The Times claims government sources have admitted that this years trials could be insufficient for ministers to grant approval for commercial GM crops.

That would delay planting of the first commercial GM crops until 2001, says the newspaper, and bring the government closer to the position of English Nature.

English Nature, the governments wildlife advisors, have already recommended a three-year moratorium on planting, as has the Conservative Party.

But the multinational biotechnology companies developing the GM crops have pledged to fight any attempts to ban their products, reports The Guardian.

Zeneca, which has developed a slow-rot GM tomato, told the newspaper it would go ahead with commercial GM production next year.

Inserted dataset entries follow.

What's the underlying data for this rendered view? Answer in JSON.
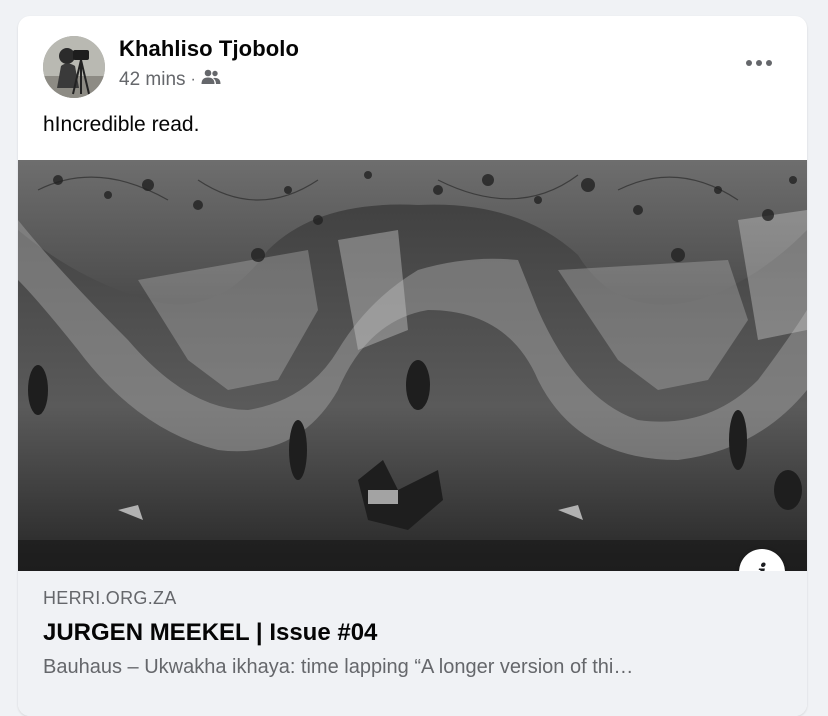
{
  "post": {
    "author": "Khahliso Tjobolo",
    "timestamp": "42 mins",
    "separator": "·",
    "audience_icon": "friends-icon",
    "text": "hIncredible read.",
    "more_icon": "more-options-icon"
  },
  "link_preview": {
    "domain": "HERRI.ORG.ZA",
    "title": "JURGEN MEEKEL | Issue #04",
    "description": "Bauhaus – Ukwakha ikhaya: time lapping “A longer version of thi…",
    "info_icon": "info-icon",
    "info_glyph": "i"
  },
  "colors": {
    "background": "#f0f2f5",
    "card": "#ffffff",
    "primary_text": "#050505",
    "secondary_text": "#65676b"
  }
}
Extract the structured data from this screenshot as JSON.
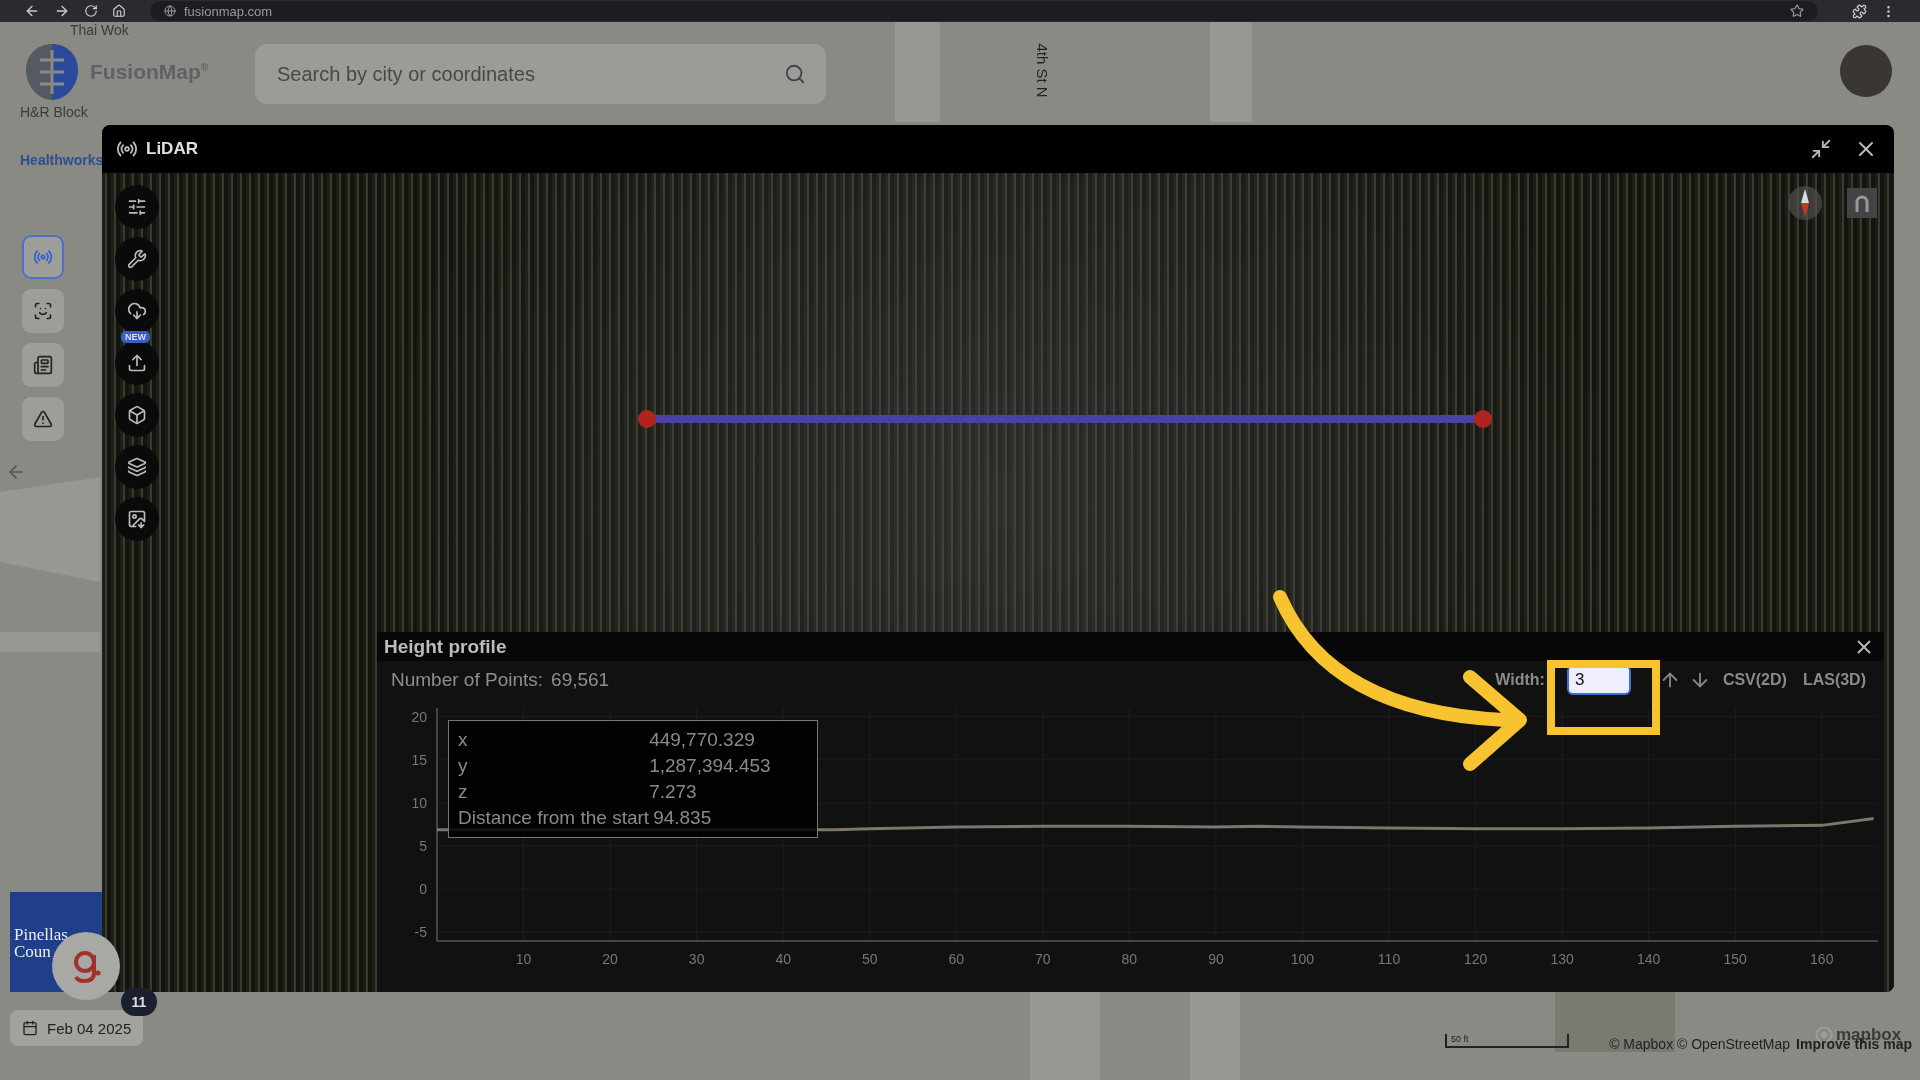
{
  "browser": {
    "url": "fusionmap.com"
  },
  "map_labels": [
    {
      "text": "Thai Wok",
      "kind": "place"
    },
    {
      "text": "H&R Block",
      "kind": "place"
    },
    {
      "text": "Healthworks",
      "kind": "poi"
    },
    {
      "text": "4th St N",
      "kind": "street"
    }
  ],
  "logo": {
    "name": "FusionMap",
    "mark": "®"
  },
  "search": {
    "placeholder": "Search by city or coordinates"
  },
  "sidebar": {
    "items": [
      {
        "selected": true
      },
      {
        "selected": false
      },
      {
        "selected": false
      },
      {
        "selected": false
      }
    ]
  },
  "lidar_window": {
    "title": "LiDAR",
    "new_badge": "NEW",
    "tools": [
      {
        "has_badge": false
      },
      {
        "has_badge": false
      },
      {
        "has_badge": false
      },
      {
        "has_badge": true
      },
      {
        "has_badge": false
      },
      {
        "has_badge": false
      },
      {
        "has_badge": false
      }
    ]
  },
  "height_profile": {
    "title": "Height profile",
    "points_label": "Number of Points:",
    "points_value": "69,561",
    "width_label": "Width:",
    "width_value": "3",
    "export_buttons": [
      "CSV(2D)",
      "LAS(3D)"
    ],
    "tooltip": [
      {
        "label": "x",
        "value": "449,770.329"
      },
      {
        "label": "y",
        "value": "1,287,394.453"
      },
      {
        "label": "z",
        "value": "7.273"
      },
      {
        "label": "Distance from the start",
        "value": "94.835"
      }
    ],
    "chart_data": {
      "type": "line",
      "grid": true,
      "xlim": [
        0,
        166.5
      ],
      "ylim": [
        -6,
        21
      ],
      "xticks": [
        10,
        20,
        30,
        40,
        50,
        60,
        70,
        80,
        90,
        100,
        110,
        120,
        130,
        140,
        150,
        160
      ],
      "yticks": [
        -5,
        0,
        5,
        10,
        15,
        20
      ],
      "x": [
        0,
        46,
        50,
        60,
        70,
        80,
        90,
        95,
        100,
        110,
        120,
        130,
        140,
        150,
        160,
        166
      ],
      "series": [
        {
          "color": "#7d766b",
          "values": [
            6.9,
            6.9,
            7.0,
            7.2,
            7.3,
            7.3,
            7.2,
            7.3,
            7.2,
            7.1,
            7.0,
            7.0,
            7.1,
            7.3,
            7.4,
            8.2
          ]
        }
      ]
    }
  },
  "pinellas": "Pinellas Coun",
  "notification": {
    "count": "11"
  },
  "date": "Feb 04 2025",
  "scale": "50 ft",
  "mapbox_logo": "mapbox",
  "attribution": {
    "text": "© Mapbox © OpenStreetMap",
    "link": "Improve this map"
  }
}
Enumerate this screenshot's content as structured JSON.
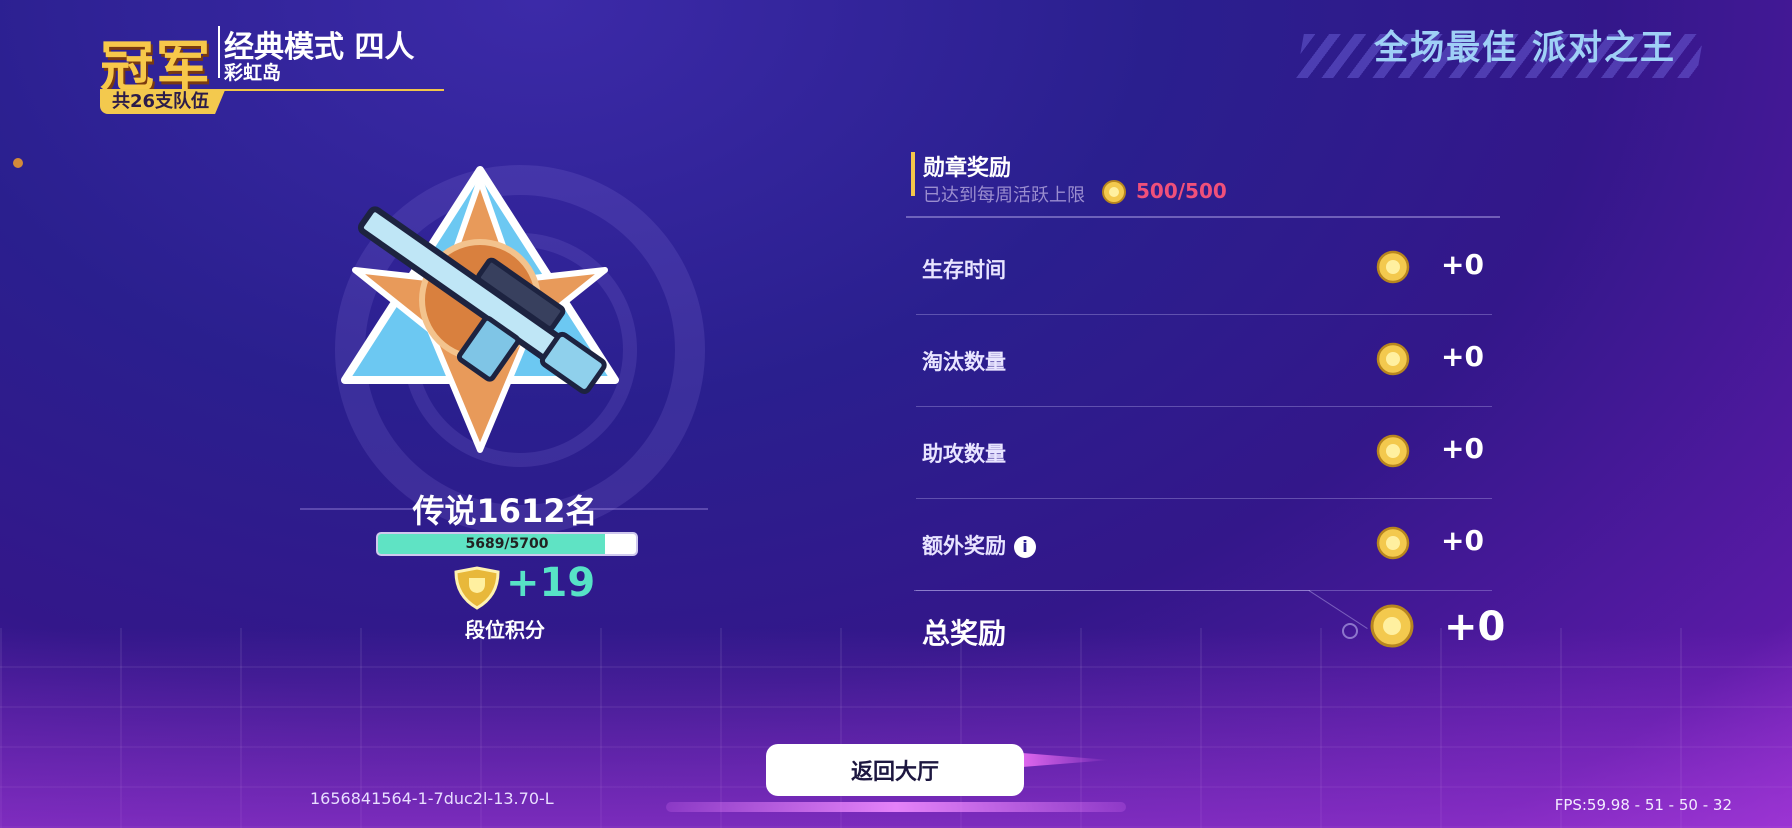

Zeneca scientists have eaten the GM tomatoes for almost a decade, reports The Telegraph, even though GM tomato puree was introduced to shops only two years ago.

Earlier Monsanto, the US life sciences group at the centre of the controversy over GM crops, said it too would resist any attempt to impose a moratorium.

Tom McDermott, Monsantos senior European spokesman, said his company would challenge in Brussels any unilateral British action to ban its products.

Monsanto was fined £17,000 with £6159 costs yesterday for a breach of safety regulations at a test site for GM oilseed rape.

Magistrates at Caistor in Lincolnshire fined the company after Monsanto admitted to breaching safety regulations on a trial site of GM oilseed rape.